But it may be much worse than that. Check out the abstract below for a seminar to be presented in Penn Statistics next week by Philip Stark, a Berkeley statistician (and Associate Dean of the Division of Mathematical and Physical Sciences). Paper here.

# TEACHING EVALUATIONS (MOSTLY) DO NOT MEASURE TEACHING EFFECTIVENESS

**PHILIP STARK - UNIVERSITY OF CALIFORNIA, BERKELEY**

Joint work with Anne Boring (SciencesPo) and Kellie Ottoboni (UC Berkeley)
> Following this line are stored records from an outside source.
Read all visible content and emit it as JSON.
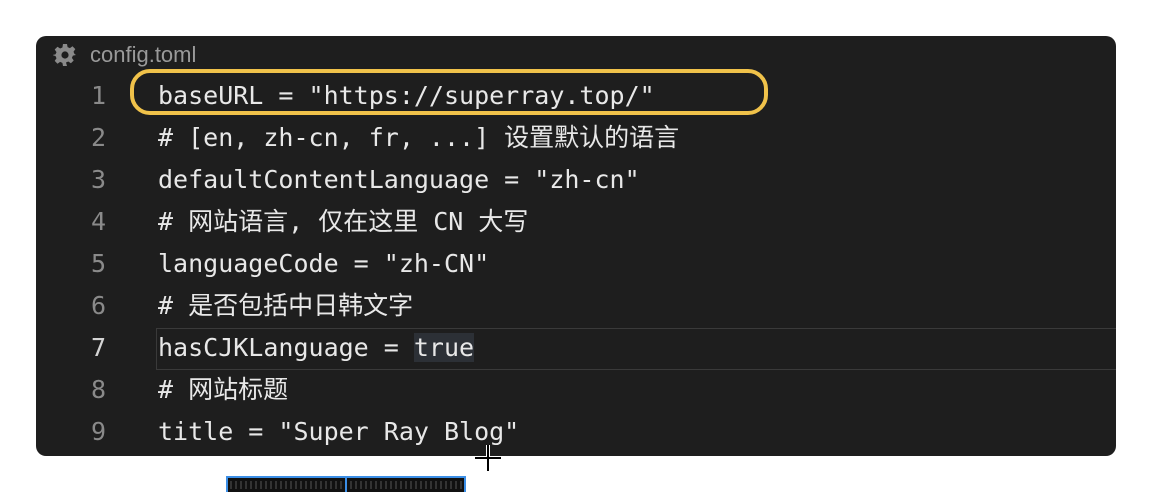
{
  "editor": {
    "filename": "config.toml",
    "icon": "gear-icon",
    "active_line": 7,
    "lines": [
      {
        "number": "1",
        "text": "baseURL = \"https://superray.top/\""
      },
      {
        "number": "2",
        "text": "# [en, zh-cn, fr, ...] 设置默认的语言"
      },
      {
        "number": "3",
        "text": "defaultContentLanguage = \"zh-cn\""
      },
      {
        "number": "4",
        "text": "# 网站语言, 仅在这里 CN 大写"
      },
      {
        "number": "5",
        "text": "languageCode = \"zh-CN\""
      },
      {
        "number": "6",
        "text": "# 是否包括中日韩文字"
      },
      {
        "number": "7",
        "text_before": "hasCJKLanguage = ",
        "text_highlight": "true"
      },
      {
        "number": "8",
        "text": "# 网站标题"
      },
      {
        "number": "9",
        "text": "title = \"Super Ray Blog\""
      }
    ]
  },
  "colors": {
    "editor_background": "#1e1e1e",
    "highlight_ring": "#f0c24a",
    "selection_border": "#3b8ee6"
  }
}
Student evaluations of teaching (SET) are widely used in academic personnel decisions as a measure of teaching effectiveness. We show:

· SET are biased against female instructors by an amount that is large and statistically significant

· the bias affects how students rate even putatively objective aspects of teaching, such as how promptly assignments are graded

· the bias varies by discipline and by student gender, among other things

· it is not possible to adjust for the bias, because it depends on so many factors

· SET are more sensitive to students' gender bias and grade expectations than they are to teaching effectiveness

· gender biases can be large enough to cause more effective instructors to get lower SET than less effective instructors.

These findings are based on permutation tests applied to two datasets: 23,001 SET of 379 instructors by 4,423 students in six mandatory first-year courses in a five-year natural experiment at a French university, and 43 SET for four sections of an online course in a randomized, controlled, blind experiment at a US university.